Would you adopt a child with Down Syndrome?

Anonymous
No.
Anonymous
I absolutely would not, nor would I have a child with DS if determined through prenatal testing. BUT I 100% respect other people having different feelings and I honestly admire you and your family for wanting to do this. You sound like an amazing person. I'm just a fan of "know yourself, know your limits" so although this would be a no for me, it could be a great choice for you. Good luck, OP!
Anonymous
Can't tell you how to respond, but my friend has a DS daughter who is a beautiful blessing. It might help to read about other families' experiences, so here is her blog if you're interested: www.eyeslikesapphires.com
Anonymous
any update OP?

And to answer your question, I honestly dont know. At this point, probably not because we have two kids with different special needs and are tapped out. But if I were in your shoes? well, I dont know enough about children with Down Syndrome, or the lives of their families, to know whether it would be right for us. I would want to do some serious thinking and exploration before deciding either way. I don't think you can ever really know what it is going to be like to parent any child, of course, but I know that I probably have a lot of misinformation and/or assumptions so it would be important to me to just spend some time with children with DS and their families.
Anonymous
I personally would not, but you need to do a TON of thinking and researching--including spending time around people with Down Syndrome--before making your decision.

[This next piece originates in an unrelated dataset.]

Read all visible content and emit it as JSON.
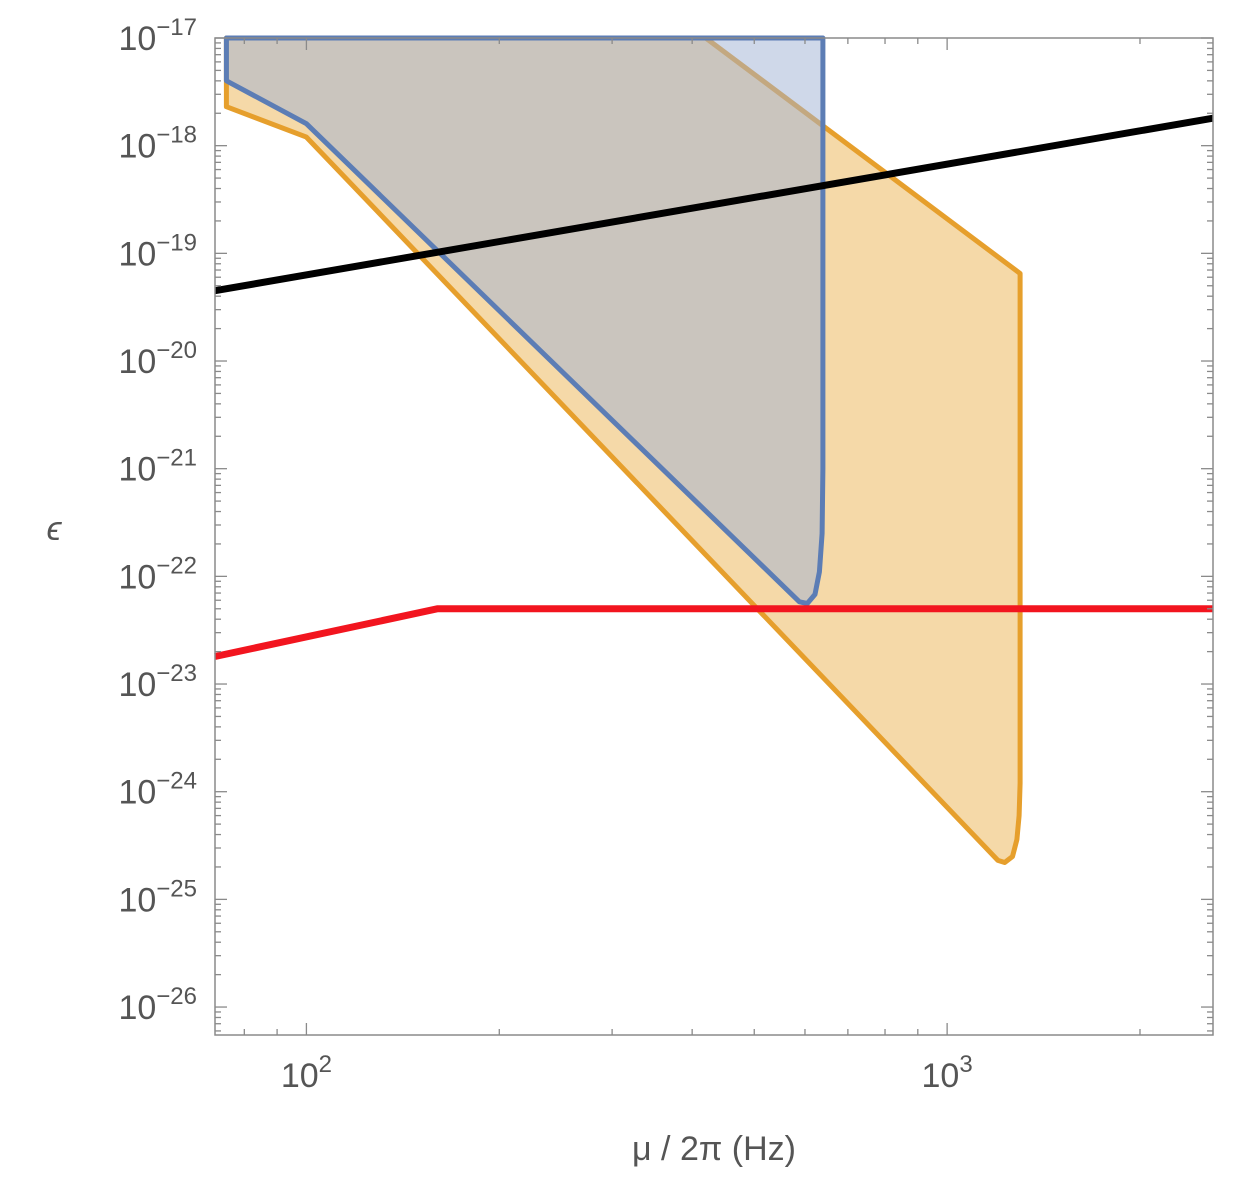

You need to know the range of likely issues this child will be dealing with. For example, people with Down Syndrome are virtually guaranteed to develop Alzheimer's. Are you prepared to deal with that?
Anonymous
I can't say 100% no, because I am not in that spot, but my friend has a son with DS. He has had multiple heart surgeries and was recently diagnosed with a cancer that is common in individual with DS. Before her I didn't realize the depth of medical issues that can be associated with the diagnosis.
Anonymous
Due to years of unresolved secondary infertility we have decided to adopt our second child. We completed a home study and have been waiting for 2 years already. A newborn child has become available who has Down Syndrome. We do not know much about this child yet other than he/she has been meeting his/her developmental milestones on time so far (he/she is 3 months old).

I have a biological son, age 5. I work part-time and we have excellent health insurance and my husband's job is long-term and guaranteed.

What would you do?


OP - no. This child will need life long care for 50+ years. I'm in this situation now and it destroyed my mother's side of the family. None of her siblings has any interest or ability in taking on care of her brother with DS. They all resent how he absorbed everything as they grew up and the expectation/burden that they would someday become his caregivers. His mother has died and its up to the grandkids to figure out what to do. It has not been enjoyable taking in a 50+ year old man who is developmentally capable at a 10 year old level which is high functioning but still requires care as if he was an early elementary school child. I am constantly pursuing social security, medicare, state programs and any angle to provide for his medical care which becomes complicated as people with DS age. Its draining but the alternative is that he lives in a group home which is also not pleasant. Please don't put your son in this position because you want to be heroic.